How did David kill Goliath?
I know he used a sling. Beyond that, I had never really thought about it.
Recently, though, I came to a point in writing where a character needs a weapon. This character is a shepherd, and he doesn’t have any money or influential friends. Naturally, I thought of David, probably most famous warrior-shepherd in history, and his sling.
I hadn’t really thought about what kind of sling David used. I always pictured him using a handheld sling, probably because that’s how the story is usually portrayed in paintings and illustrations. Truth be told, though, I didn’t know much about slings.
I started researching, and found a great video that argues David probably used a staff sling.
I had never heard of a staff sling before.

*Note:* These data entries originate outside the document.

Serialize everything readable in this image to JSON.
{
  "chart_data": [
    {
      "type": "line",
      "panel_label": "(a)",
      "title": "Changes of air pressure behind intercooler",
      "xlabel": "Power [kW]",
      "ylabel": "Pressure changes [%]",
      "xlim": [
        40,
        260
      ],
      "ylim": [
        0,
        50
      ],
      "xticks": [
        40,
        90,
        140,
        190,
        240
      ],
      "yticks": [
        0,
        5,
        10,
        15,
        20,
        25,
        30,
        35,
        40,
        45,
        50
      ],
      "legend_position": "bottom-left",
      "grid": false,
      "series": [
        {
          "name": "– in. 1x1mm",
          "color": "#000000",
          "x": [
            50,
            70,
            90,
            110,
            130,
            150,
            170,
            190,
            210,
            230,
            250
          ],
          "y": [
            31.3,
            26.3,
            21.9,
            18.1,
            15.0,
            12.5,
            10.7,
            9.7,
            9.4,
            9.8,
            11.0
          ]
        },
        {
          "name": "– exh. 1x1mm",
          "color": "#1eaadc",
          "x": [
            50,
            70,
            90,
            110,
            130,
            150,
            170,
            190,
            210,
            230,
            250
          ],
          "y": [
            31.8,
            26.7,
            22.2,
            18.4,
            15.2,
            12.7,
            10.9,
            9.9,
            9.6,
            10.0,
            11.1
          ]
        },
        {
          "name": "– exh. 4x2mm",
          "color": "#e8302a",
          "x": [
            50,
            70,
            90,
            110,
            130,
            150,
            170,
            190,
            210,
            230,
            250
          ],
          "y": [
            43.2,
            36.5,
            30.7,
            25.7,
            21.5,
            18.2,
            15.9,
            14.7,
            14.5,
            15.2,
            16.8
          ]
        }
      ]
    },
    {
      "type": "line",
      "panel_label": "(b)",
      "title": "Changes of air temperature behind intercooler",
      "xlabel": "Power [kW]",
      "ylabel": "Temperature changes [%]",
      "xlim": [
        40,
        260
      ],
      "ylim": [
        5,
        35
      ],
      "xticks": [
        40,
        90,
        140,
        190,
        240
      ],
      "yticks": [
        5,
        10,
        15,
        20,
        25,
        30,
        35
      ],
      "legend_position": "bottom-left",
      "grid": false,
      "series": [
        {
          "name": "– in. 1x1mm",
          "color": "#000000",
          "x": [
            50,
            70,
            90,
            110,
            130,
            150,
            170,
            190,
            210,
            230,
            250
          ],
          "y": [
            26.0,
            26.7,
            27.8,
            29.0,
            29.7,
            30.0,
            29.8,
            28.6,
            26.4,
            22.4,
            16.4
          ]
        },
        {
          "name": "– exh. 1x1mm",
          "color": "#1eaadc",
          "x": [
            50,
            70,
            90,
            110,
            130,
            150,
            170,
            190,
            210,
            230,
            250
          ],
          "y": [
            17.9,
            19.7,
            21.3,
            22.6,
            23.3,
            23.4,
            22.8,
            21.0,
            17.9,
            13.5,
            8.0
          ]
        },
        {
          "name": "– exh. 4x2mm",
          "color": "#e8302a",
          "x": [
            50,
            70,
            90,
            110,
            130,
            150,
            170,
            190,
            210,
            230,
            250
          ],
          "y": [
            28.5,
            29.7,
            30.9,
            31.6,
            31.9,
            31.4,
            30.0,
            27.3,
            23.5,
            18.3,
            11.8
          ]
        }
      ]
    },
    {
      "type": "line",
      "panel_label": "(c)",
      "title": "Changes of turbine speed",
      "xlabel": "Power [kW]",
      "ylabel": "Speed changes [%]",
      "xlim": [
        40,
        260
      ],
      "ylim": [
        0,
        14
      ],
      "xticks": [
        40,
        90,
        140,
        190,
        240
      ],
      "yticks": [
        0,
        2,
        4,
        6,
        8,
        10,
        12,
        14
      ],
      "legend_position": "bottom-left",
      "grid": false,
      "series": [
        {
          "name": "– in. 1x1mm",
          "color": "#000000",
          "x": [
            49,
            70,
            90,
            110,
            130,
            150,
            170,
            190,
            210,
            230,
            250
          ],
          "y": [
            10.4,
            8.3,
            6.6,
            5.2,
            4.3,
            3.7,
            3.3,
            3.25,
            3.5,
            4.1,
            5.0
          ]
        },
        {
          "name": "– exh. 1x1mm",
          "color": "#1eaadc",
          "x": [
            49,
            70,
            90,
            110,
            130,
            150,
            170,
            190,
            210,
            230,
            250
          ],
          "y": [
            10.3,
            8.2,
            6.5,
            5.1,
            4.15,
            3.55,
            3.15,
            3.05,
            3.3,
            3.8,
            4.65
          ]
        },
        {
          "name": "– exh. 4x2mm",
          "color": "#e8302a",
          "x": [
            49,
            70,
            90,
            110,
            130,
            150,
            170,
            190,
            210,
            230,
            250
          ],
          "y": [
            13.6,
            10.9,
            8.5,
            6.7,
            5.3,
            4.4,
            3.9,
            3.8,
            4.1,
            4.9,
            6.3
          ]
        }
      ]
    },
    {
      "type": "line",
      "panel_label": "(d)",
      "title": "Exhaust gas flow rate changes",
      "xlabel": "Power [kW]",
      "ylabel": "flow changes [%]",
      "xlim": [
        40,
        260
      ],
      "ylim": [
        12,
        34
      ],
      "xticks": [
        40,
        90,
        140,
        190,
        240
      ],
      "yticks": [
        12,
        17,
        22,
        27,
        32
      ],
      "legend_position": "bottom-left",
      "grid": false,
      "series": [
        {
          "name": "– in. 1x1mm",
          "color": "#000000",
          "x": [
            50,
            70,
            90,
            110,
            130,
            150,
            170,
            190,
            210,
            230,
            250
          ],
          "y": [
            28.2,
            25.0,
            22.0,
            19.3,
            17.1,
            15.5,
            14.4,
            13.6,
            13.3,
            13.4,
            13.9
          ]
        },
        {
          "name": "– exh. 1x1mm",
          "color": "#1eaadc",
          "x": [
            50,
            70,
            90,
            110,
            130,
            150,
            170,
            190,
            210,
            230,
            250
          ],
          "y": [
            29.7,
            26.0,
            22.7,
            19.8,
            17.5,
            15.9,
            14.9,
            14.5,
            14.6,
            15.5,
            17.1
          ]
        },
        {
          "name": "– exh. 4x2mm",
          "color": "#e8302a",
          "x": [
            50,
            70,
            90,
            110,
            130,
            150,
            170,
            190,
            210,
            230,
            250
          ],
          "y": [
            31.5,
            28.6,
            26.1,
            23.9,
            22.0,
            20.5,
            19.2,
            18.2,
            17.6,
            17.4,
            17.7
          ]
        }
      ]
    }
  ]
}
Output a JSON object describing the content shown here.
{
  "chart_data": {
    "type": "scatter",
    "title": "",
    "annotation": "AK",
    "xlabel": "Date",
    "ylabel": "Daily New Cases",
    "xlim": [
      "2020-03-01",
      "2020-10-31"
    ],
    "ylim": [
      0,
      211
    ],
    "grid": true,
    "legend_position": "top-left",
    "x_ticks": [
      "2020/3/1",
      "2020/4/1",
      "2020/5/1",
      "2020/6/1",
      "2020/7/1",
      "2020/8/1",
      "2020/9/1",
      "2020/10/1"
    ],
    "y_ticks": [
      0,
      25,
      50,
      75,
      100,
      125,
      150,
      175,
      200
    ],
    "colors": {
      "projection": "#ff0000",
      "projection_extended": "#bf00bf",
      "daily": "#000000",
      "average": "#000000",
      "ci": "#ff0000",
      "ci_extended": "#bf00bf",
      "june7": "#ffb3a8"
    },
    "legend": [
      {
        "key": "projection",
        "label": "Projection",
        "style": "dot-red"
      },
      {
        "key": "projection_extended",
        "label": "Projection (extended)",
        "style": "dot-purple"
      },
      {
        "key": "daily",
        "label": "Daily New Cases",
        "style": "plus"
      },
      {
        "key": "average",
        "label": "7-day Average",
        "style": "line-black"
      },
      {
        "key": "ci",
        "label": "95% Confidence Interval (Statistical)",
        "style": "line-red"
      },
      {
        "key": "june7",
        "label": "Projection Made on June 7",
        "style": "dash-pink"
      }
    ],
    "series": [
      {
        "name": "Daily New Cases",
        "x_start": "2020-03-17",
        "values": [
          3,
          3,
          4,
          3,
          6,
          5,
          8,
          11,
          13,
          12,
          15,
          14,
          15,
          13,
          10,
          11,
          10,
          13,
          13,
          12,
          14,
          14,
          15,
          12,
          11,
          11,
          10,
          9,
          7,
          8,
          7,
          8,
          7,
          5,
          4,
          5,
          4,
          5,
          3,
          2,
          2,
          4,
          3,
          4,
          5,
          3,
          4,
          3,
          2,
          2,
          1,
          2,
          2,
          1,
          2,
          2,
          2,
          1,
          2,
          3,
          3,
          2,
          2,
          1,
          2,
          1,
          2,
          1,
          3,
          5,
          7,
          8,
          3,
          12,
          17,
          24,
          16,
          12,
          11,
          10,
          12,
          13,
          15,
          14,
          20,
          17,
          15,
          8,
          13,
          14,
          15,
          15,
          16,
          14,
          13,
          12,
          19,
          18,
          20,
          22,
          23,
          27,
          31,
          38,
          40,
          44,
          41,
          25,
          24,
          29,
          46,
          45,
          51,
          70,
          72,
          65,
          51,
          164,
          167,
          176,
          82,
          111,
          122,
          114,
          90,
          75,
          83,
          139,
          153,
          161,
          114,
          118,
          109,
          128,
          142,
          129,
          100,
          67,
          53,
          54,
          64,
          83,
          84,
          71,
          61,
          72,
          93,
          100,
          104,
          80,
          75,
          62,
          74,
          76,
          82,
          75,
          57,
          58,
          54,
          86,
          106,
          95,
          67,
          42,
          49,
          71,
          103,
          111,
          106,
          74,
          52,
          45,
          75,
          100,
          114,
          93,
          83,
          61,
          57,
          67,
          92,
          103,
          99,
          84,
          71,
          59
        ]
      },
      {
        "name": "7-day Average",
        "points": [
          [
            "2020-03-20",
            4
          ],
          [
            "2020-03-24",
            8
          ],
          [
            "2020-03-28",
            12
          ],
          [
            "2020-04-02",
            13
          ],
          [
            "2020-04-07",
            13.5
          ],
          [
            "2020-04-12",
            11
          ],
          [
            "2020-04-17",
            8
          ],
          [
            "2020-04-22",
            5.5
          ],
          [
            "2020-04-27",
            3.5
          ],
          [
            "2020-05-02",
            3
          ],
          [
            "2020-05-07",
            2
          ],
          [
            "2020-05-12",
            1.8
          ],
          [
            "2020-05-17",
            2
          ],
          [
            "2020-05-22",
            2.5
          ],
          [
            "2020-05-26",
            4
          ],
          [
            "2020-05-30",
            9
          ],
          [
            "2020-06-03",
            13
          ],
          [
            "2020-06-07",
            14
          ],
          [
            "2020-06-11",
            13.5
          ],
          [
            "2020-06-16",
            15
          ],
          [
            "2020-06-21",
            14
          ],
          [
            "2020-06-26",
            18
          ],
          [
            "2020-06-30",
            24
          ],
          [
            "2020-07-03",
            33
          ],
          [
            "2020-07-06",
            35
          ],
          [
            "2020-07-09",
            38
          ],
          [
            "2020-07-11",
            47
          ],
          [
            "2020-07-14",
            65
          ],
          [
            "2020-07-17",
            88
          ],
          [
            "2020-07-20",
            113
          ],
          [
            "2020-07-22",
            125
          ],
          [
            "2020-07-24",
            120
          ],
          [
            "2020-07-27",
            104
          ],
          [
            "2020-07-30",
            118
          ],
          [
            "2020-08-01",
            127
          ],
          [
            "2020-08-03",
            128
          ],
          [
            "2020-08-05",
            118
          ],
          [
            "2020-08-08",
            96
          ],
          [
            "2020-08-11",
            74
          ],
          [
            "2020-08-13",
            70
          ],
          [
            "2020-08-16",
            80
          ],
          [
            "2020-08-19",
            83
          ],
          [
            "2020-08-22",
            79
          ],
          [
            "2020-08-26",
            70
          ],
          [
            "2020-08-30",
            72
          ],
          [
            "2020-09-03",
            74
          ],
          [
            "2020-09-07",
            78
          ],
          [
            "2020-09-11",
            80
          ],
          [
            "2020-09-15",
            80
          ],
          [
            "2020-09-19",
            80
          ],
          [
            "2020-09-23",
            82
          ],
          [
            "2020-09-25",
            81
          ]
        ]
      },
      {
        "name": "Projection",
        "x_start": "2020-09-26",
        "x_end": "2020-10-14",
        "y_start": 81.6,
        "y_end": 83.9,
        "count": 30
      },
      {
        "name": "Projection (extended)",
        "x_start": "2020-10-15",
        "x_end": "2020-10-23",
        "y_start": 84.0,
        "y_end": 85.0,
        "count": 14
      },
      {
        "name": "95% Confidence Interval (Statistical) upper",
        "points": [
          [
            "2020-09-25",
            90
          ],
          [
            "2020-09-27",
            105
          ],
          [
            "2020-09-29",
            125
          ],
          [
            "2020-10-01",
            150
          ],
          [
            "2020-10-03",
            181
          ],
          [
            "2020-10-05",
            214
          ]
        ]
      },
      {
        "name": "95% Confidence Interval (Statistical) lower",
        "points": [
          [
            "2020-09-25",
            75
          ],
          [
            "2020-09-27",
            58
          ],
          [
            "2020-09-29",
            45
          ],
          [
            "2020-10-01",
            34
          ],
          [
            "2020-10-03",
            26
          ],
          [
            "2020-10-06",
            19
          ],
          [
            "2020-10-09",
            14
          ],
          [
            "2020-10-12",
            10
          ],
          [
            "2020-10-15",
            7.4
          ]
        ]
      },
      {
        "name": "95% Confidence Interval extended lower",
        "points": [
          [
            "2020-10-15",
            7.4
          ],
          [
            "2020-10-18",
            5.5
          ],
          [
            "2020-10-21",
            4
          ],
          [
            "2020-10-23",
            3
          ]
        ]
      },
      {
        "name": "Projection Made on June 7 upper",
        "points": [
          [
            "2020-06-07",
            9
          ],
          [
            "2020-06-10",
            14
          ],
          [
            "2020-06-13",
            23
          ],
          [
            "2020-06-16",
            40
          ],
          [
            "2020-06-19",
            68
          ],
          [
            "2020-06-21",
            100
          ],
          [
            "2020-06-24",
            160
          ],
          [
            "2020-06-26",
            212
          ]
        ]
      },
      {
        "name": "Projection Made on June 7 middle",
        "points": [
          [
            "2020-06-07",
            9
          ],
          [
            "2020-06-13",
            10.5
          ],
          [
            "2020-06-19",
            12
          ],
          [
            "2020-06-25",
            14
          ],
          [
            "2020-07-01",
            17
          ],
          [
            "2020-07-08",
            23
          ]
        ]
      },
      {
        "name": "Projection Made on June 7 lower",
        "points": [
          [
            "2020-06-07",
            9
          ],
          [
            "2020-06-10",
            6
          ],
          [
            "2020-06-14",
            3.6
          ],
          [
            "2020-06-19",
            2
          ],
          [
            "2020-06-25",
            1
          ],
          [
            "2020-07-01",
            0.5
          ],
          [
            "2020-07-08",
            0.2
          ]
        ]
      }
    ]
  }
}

A staff sling is very similar to a handheld sling, but with the cords attached to the top of a staff or long stick. One cord is tied firmly to the staff, while the other is tied in a loop that slips over the top and sits on the first cord. To throw, you use a motion similar to throwing a lacrosse ball, and at a certain angle, the loop of the second cord slips off and the projectile is released.
It looks like this:
That was only my 10th attempt or so. I got better with practice.
A shepherd, alone with his flock, would have plenty of time to practice.
As evidence that David used a staff sling, the folks in the video cite scripture:
“And he took his staff in his hand, and chose him five smooth stones out of the brook, and put them in a shepherd’s bag which he had, even in a scrip; and his sling was in his hand: and he drew near to the Philistine.” (1 Samuel 40)
Based on this passage, they note that:
- David had his staff with him
- Going into combat, he wouldn’t be carrying anything he didn’t need
- It’s hard to use a hand sling with a staff in your other hand
- It’s very difficult to load a sling with a staff in your other hand
- Staff slings are easy to make (just as easy as hand slings)
- Staff slings are easy to conceal (just as easy as hand slings)
- Staff slings generate more power (2x or more)
- Staff slings are faster to throw
- Shepherds always carry a staff anyway
- Staff slings might be more accurate
They then do some backyard tests, which show that a staff sling generates at least twice as much power as a hand slingshot, and inflicts a lot more damage.
In my own practice, I found the staff sling definitely generates a lot of power. Mine seems to work best with larger rocks, about the size of a tangerine or a small orange. When I hit exposed ledge or a boulder, the projectile would often explode, sending shards up to 30 feet in the air. Even more surprising, when I threw into water, the projectile would often pop back out of the water, and a few times it jumped 6 or 8 feet straight up!
It’s key to understand that a sling is a powerful weapon that an ordinary person can make using ordinary materials. It requires only cord, which can be either woven rope or sinew from an animal, leather for the cradle, and stones, which can be found anywhere.
Also, a sling may be easily hidden within a pouch. A shepherd could carry a sling, and no one would know.
The sling itself is basically the same for both a hand sling and a staff sling. A shepherd would almost always carry a staff, so a staff sling and a hand sling would be equally convenient and equally easy to conceal.
I practiced with my staff sling by a small river, and found plenty of stones of just the right size along the riverbed. It makes sense to me that David “chose him five smooth stones out of the brook” as he prepared for battle. I think a person would be able to find suitable ammunition in almost any landscape.
So, I concluded that this character uses a staff sling.
I imagine shepherds across the world must have used this style of sling for thousands of years. Perhaps many of them even considered it to be the weapon of the prophet David.